Carlos Chagas
Completam-se 60 anos, este mês, da maior tragédia sofrida pela República brasileira desde sua proclamação. Dia 24 a nação deveria parar para reverenciar aquele que foi o maior de nossos presidentes e decidiu,com um tiro no peito, mobilizar as forças populares e operárias que havia redimido ao longo de décadas anteriores e se encontravam prestes a perder boa parte de seus direitos. O sacrifício de Vargas adiou por mais dez anos a cupidez das elites. Seus herdeiros, a começar por João Goulart, em 1964, assistiram o inicio do desmonte das estruturas sociais que dali por diante os sucessores promoveram. Registram-se, também agora, os 50 anos da queda da democracia que levará 21 para restabelecer-se. Mas sem trazer de novo em sua plenitude as conquistas anteriores.

Quando, na madrugada do dia 24, o velho presidente percebera a armadilha em que o tinham prendido, desencadeou a libertação não apenas de seus esforços anteriores e dele próprio, mas o petardo que fez tremer por mais uma década os alicerces dos privilegiados. Deixou o documento que sem sombra de dúvidas inscreve-se no rol dos mais contundentes libelos libertário de nossa História. Ei-lo:
“Mais uma vez as forças e os interesses contra o povo coordenam-se e novamente se desencadeiam sobre mim. Não me acusam, insultam; não me combatem, caluniam, e não me dão o direito de defesa. Precisam sufocar a minha voz e impedir a minha ação, para que eu não continue a defender, como sempre defendi, o povo e principalmente os humildes. Sigo o destino que me é imposto. Depois de decênios de domínio e espoliação de grupos econômicos e financeiros internacionais, fiz-me chefe de uma revolução e venci. Iniciei o trabalho de libertação e instaurei o regime de liberdade social. Tive de renunciar. Voltei ao governo nos braços do povo. À campanha subterrânea dos grupos internacionais aliou-se a dos grupos nacionais revoltados contra o regime de garantia do trabalho. A lei de lucros internacionais foi detida no Congresso. Contra a justiça da revisão do salário mínimo se desencadearam os ódios. Quis criar a liberdade na potencialização da Petrobrás. Mas esta começa a funcionar, a onda de agitação se avoluma. A Eletrobrás foi obstaculada até o desespero. Não querem que o trabalhador seja livre. Não querem que o povo seja independente.

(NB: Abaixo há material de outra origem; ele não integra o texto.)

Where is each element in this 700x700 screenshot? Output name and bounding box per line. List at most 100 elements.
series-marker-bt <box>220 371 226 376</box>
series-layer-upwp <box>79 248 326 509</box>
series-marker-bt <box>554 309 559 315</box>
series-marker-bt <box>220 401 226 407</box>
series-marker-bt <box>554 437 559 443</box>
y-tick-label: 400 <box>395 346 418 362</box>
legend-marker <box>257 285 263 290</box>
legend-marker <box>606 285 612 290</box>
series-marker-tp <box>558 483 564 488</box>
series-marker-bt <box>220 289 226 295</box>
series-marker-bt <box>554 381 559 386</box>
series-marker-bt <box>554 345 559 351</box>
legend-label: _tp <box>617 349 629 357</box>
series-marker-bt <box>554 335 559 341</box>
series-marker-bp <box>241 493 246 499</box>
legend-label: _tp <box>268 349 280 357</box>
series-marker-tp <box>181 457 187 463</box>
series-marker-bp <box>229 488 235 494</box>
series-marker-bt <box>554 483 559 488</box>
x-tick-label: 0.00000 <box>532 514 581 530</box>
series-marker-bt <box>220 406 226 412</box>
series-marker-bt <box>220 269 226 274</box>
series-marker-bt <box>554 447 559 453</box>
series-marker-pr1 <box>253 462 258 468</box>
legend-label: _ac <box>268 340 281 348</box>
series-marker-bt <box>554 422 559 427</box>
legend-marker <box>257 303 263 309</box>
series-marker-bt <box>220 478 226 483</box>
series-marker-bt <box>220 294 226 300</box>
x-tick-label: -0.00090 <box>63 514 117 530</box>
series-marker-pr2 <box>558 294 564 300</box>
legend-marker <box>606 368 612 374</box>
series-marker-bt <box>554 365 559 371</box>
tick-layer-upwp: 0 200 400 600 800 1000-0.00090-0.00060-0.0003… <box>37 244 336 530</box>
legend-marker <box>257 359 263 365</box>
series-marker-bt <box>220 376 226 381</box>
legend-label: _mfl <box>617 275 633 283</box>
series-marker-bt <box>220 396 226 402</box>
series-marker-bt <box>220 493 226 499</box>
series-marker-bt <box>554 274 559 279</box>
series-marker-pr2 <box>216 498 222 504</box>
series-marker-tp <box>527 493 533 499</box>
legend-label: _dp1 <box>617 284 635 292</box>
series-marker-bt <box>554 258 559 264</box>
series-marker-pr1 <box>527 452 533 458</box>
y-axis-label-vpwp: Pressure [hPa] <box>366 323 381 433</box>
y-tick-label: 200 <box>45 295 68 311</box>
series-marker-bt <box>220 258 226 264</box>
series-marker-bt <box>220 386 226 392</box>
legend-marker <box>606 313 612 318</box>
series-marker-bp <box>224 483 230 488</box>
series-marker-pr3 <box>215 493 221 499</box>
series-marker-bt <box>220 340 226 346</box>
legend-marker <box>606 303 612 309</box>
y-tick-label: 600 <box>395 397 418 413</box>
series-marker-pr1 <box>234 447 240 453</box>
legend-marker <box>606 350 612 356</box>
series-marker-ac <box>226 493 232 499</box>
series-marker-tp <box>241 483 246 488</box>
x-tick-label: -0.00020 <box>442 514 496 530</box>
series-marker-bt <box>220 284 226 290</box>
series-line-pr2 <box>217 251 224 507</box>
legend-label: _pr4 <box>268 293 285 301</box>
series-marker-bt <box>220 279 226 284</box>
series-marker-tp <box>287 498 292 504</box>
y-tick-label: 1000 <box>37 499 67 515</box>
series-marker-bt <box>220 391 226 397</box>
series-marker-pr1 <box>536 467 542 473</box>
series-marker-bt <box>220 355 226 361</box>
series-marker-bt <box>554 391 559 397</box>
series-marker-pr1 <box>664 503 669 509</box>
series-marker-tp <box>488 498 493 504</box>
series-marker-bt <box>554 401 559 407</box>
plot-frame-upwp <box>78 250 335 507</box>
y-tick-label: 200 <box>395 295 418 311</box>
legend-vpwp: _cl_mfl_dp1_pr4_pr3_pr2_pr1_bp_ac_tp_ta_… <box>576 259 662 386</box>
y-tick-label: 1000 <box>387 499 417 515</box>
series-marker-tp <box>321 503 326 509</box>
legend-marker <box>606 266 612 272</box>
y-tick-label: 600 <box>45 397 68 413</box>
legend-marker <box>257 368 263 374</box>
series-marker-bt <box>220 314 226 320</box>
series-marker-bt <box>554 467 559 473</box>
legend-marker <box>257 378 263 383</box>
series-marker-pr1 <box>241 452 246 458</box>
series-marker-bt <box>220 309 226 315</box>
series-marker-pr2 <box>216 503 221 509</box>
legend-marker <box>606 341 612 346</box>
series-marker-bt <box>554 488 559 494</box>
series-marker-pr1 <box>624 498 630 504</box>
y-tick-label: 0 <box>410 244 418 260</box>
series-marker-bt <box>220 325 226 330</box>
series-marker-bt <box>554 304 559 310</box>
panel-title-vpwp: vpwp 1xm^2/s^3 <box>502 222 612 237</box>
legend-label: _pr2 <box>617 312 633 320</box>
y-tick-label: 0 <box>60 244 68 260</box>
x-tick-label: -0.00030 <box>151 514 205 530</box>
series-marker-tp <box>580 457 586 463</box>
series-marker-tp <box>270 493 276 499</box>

Assumi o governo dentro da espiral inflacionária que destruía os valores do trabalho. Os lucros das empresas estrangeiras alcançavam até 500% a ano. Nas declarações de valores do que importávamos existiam fraudes constatadas de mais de 100 milhões de dólares por ano. Veio a crise do café, valorizou-se o nosso principal produto. Tentamos defender o seu preço e a resposta foi uma violenta pressão sobre a nossa economia, a ponto de sermos obrigados a ceder.
Tenho lutado mês a mês, dia a dia, hora a hora, resistindo a uma pressão constante, incessante, tudo suportando em silêncio, tudo esquecendo, renunciando a mim mesmo, para defender o povo que agora se queda desamparado. Nada mais vos posso dar a não ser o meu sangue. Se as aves de rapina querem o sangue de alguém, querem continuar sugando o povo brasileiro, eu ofereço em holocausto a minha vida .Escolho este meio de estar sempre convosco. Quando vos humilharem, sentireis a minha alma sofrendo ao vosso lado. Quando a fome bater à vossa porta, sentireis em vosso peito a energia para a lutar por vós e vossos filhos. Quando vos vilipendiarem, sentireis no meu pensamento a força para a reação. Meu sacrifício vos manterá unidos e meu nome será a vossa bandeira de luta. Cada gota do meu sangue será uma chama imortal na vossa consciência e manterá a vibração sagrada para a resistência. Ao ódio, respondo com o perdão. E aos que pensam que me derrotaram, respondo com a minha vitória. Era escravo do povo e hoje me liberto para a vida eterna. Mas esse povo de quem fui escravo jamais será escravo de ninguém. Meu sacrifício ficará para sempre em sua alma e meu sangue será o preço de seu resgate.
Lutei contra a espoliação do Brasil. Lutei contra a espoliação do povo. Tenho lutado de peito aberto. O ódio, a infâmia, a calúnia não abateram o meu ânimo. Eu vos dei a minha vida. Agora, ofereço a minha morte. Nada receio. Serenamente, dou o primeiro passo no caminho da eternidade e saio da vida para entrar na História.”
Sessenta anos não são nada na história do mundo. Esse documento continua atual, presente e necessário. Algum candidato presidencial terá coragem de repeti-lo em sua campanha?